Rassurez-vous,
je ne vais pas vous citer ici tout le célèbre poème de Victor Hugo dans les Châtiments ; en constatant que le mot "soldat"
est au singulier dans mon titre, alors qu'il est au pluriel dans le texte
original, vous aurez compris que c'est de François Hollande que je veux parler,
puisqu'à plusieurs reprises, dans son allocution de 43 minutes du 16 mai 2013,
il a évoqué "l'an deux" de son quinquennat et que le ton martial de
son propos rendait difficile d'éviter cette mauvaise plaisanterie.
Hors de cette apostrophe
martiale et de ce ton conquérant, c'est plutôt la rhétorique classique qui a régné
dans le cours de son intervention. Depuis la campagne présidentielle, il était
sans cesse désigné comme l'homme de "l'anaphore" depuis son fameux «
Moi; Président de la République… », répété à l'envi.
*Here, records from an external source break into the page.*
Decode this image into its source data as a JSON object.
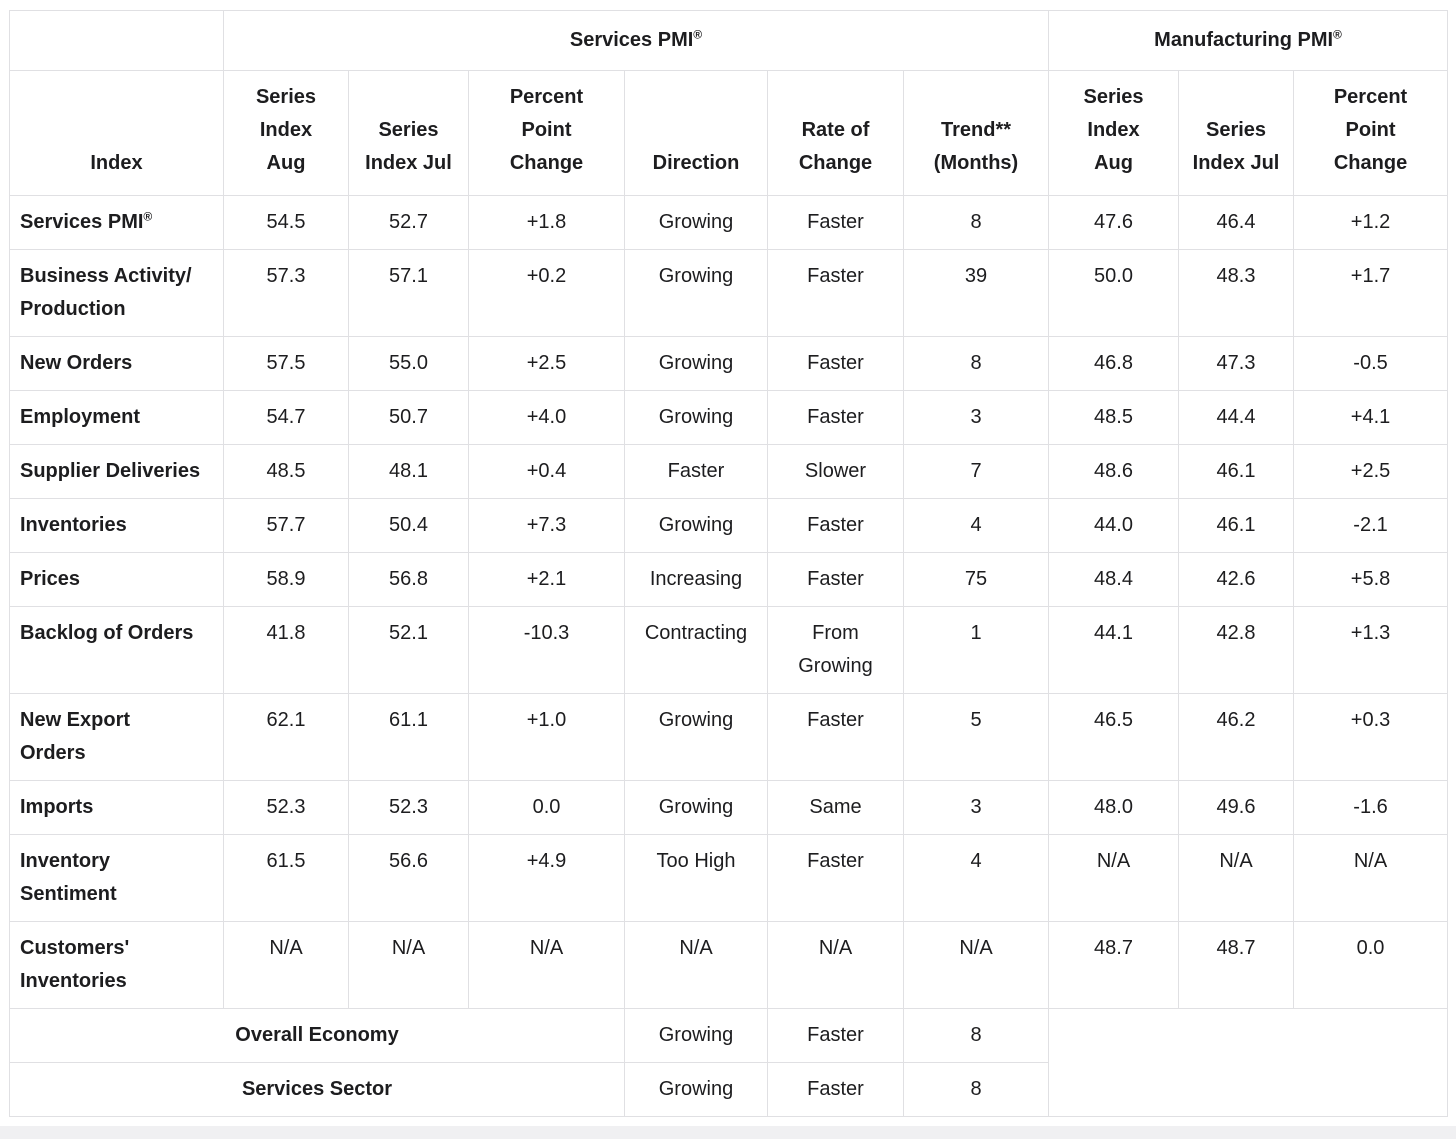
{
  "table": {
    "group_headers": {
      "services": {
        "text": "Services PMI",
        "sup": "®"
      },
      "manufacturing": {
        "text": "Manufacturing PMI",
        "sup": "®"
      }
    },
    "column_headers": [
      "Index",
      "Series\nIndex\nAug",
      "Series\nIndex Jul",
      "Percent\nPoint\nChange",
      "Direction",
      "Rate of\nChange",
      "Trend**\n(Months)",
      "Series\nIndex\nAug",
      "Series\nIndex Jul",
      "Percent\nPoint\nChange"
    ],
    "rows": [
      {
        "label": "Services PMI",
        "sup": "®",
        "cells": [
          "54.5",
          "52.7",
          "+1.8",
          "Growing",
          "Faster",
          "8",
          "47.6",
          "46.4",
          "+1.2"
        ]
      },
      {
        "label": "Business Activity/\nProduction",
        "cells": [
          "57.3",
          "57.1",
          "+0.2",
          "Growing",
          "Faster",
          "39",
          "50.0",
          "48.3",
          "+1.7"
        ]
      },
      {
        "label": "New Orders",
        "cells": [
          "57.5",
          "55.0",
          "+2.5",
          "Growing",
          "Faster",
          "8",
          "46.8",
          "47.3",
          "-0.5"
        ]
      },
      {
        "label": "Employment",
        "cells": [
          "54.7",
          "50.7",
          "+4.0",
          "Growing",
          "Faster",
          "3",
          "48.5",
          "44.4",
          "+4.1"
        ]
      },
      {
        "label": "Supplier Deliveries",
        "cells": [
          "48.5",
          "48.1",
          "+0.4",
          "Faster",
          "Slower",
          "7",
          "48.6",
          "46.1",
          "+2.5"
        ]
      },
      {
        "label": "Inventories",
        "cells": [
          "57.7",
          "50.4",
          "+7.3",
          "Growing",
          "Faster",
          "4",
          "44.0",
          "46.1",
          "-2.1"
        ]
      },
      {
        "label": "Prices",
        "cells": [
          "58.9",
          "56.8",
          "+2.1",
          "Increasing",
          "Faster",
          "75",
          "48.4",
          "42.6",
          "+5.8"
        ]
      },
      {
        "label": "Backlog of Orders",
        "cells": [
          "41.8",
          "52.1",
          "-10.3",
          "Contracting",
          "From\nGrowing",
          "1",
          "44.1",
          "42.8",
          "+1.3"
        ]
      },
      {
        "label": "New Export\nOrders",
        "cells": [
          "62.1",
          "61.1",
          "+1.0",
          "Growing",
          "Faster",
          "5",
          "46.5",
          "46.2",
          "+0.3"
        ]
      },
      {
        "label": "Imports",
        "cells": [
          "52.3",
          "52.3",
          "0.0",
          "Growing",
          "Same",
          "3",
          "48.0",
          "49.6",
          "-1.6"
        ]
      },
      {
        "label": "Inventory\nSentiment",
        "cells": [
          "61.5",
          "56.6",
          "+4.9",
          "Too High",
          "Faster",
          "4",
          "N/A",
          "N/A",
          "N/A"
        ]
      },
      {
        "label": "Customers'\nInventories",
        "cells": [
          "N/A",
          "N/A",
          "N/A",
          "N/A",
          "N/A",
          "N/A",
          "48.7",
          "48.7",
          "0.0"
        ]
      }
    ],
    "summary_rows": [
      {
        "label": "Overall Economy",
        "cells": [
          "Growing",
          "Faster",
          "8"
        ]
      },
      {
        "label": "Services Sector",
        "cells": [
          "Growing",
          "Faster",
          "8"
        ]
      }
    ]
  }
}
Il sera désormais l'homme
de la "prétérition", dont il a fait un abondant usage en évoquant les bilans
catastrophiques de son prédécesseur, sur les plans du chômage comme de la
dépense publique, tout en affirmant, selon le principe même de cette figure de
rhétorique, qu'il en parlerait pas. Il s'est également risqué mais de façon
plus brève à l'"adynaton" en décrivant ce miraculeux accord sur la
compétitivité, où il est parvenu à obtenir la signature, réputée impossible, de
trois syndicats français ("adynaton" est, avec cette orthographe
discutable, la transcription française de l'adjectif grec "adunaton" qui
veut dire impossible).
Il faut dire que
notre président a bien étonné son monde et l'a probablement surpris. On lui
reprochait de ne pas avoir de projet, de perspective, de direction, etc.. Il
nous en a gavé, concluant même son intervention en disant que "la France
elle-même est un projet et reste un projet". La formule conclusive est jolie
mais le Président n'a sans doute pas pris garde (mais c'était plutôt la tâche
de ses conseillers) que dire que "la France reste un projet" peut
certes souligner l'avenir prometteur de notre pays mais peut-être interprété,
par des esprits malveillants, comme la prédiction que ce projet restera peut-être
dans les cartons, comme bien d'autres projets avant lui..
Dans le poème de
Victor Hugo, "les soldats de l'An deux" se dressent contre l'Europe
entière. Permettez-moi ici d'en rappeler quelques vers car nos souvenirs de
collège sont un peu lointains :
"Ô soldats
de l'an deux ! O guerres ! Epopées !
Contre les rois tirant ensemble leurs épées,
Prussiens, Autrichiens,
Contre toutes les Tyrs et toutes les Sodomes,
Contre le czar du Nord, contre ce chasseur d'hommes
Suivi de tous ses chiens,
Contre toute l'Europe avec ses capitaines,
Avec ses fantassins couvrant au loin les plaines,
Avec ses cavaliers,
Tout entière debout comme une hydre vivante,
Ils chantaient, ils allaient, l'âme sans épouvante
Et les pieds sans souliers !"
Contre les rois tirant ensemble leurs épées,
Prussiens, Autrichiens,
Contre toutes les Tyrs et toutes les Sodomes,
Contre le czar du Nord, contre ce chasseur d'hommes
Suivi de tous ses chiens,
Contre toute l'Europe avec ses capitaines,
Avec ses fantassins couvrant au loin les plaines,
Avec ses cavaliers,
Tout entière debout comme une hydre vivante,
Ils chantaient, ils allaient, l'âme sans épouvante
Et les pieds sans souliers !"
Rien de tel chez
le soldat de l'An II, de 2014 ! Non seulement, il ne s'oppose pas à l'Europe
mais, bien loin de là, il entend la réformer dans des sens qu'on ne peut que
saluer, en proposant un vrai gouvernement européen, une concertation sur
l'énergie et en particulier les énergies nouvelles, une intégration budgétaire
et même des fonds pour les jeunes générations européennes que menace le
chômage.
Pour cette
partie de son discours, s'il n'a pas fait appel à la rhétorique comme dans les
passages qui précèdent, il s'est plutôt référé à la grammaire; puisque, à l'entendre,
le plan qu'il propose « se décline
en quatre points ». Personnellement, je n'aime pas beaucoup cet usage abusif
qu'on fait du verbe "décliner" hors de son contexte habituel et
normal d'usage. Mais passons !.
Cette fois-ci,
on ne pourra pas reprocher à François Hollande de manquer de directions
d'orientation ; son discours en regorge, peut-être même au-delà du raisonnable.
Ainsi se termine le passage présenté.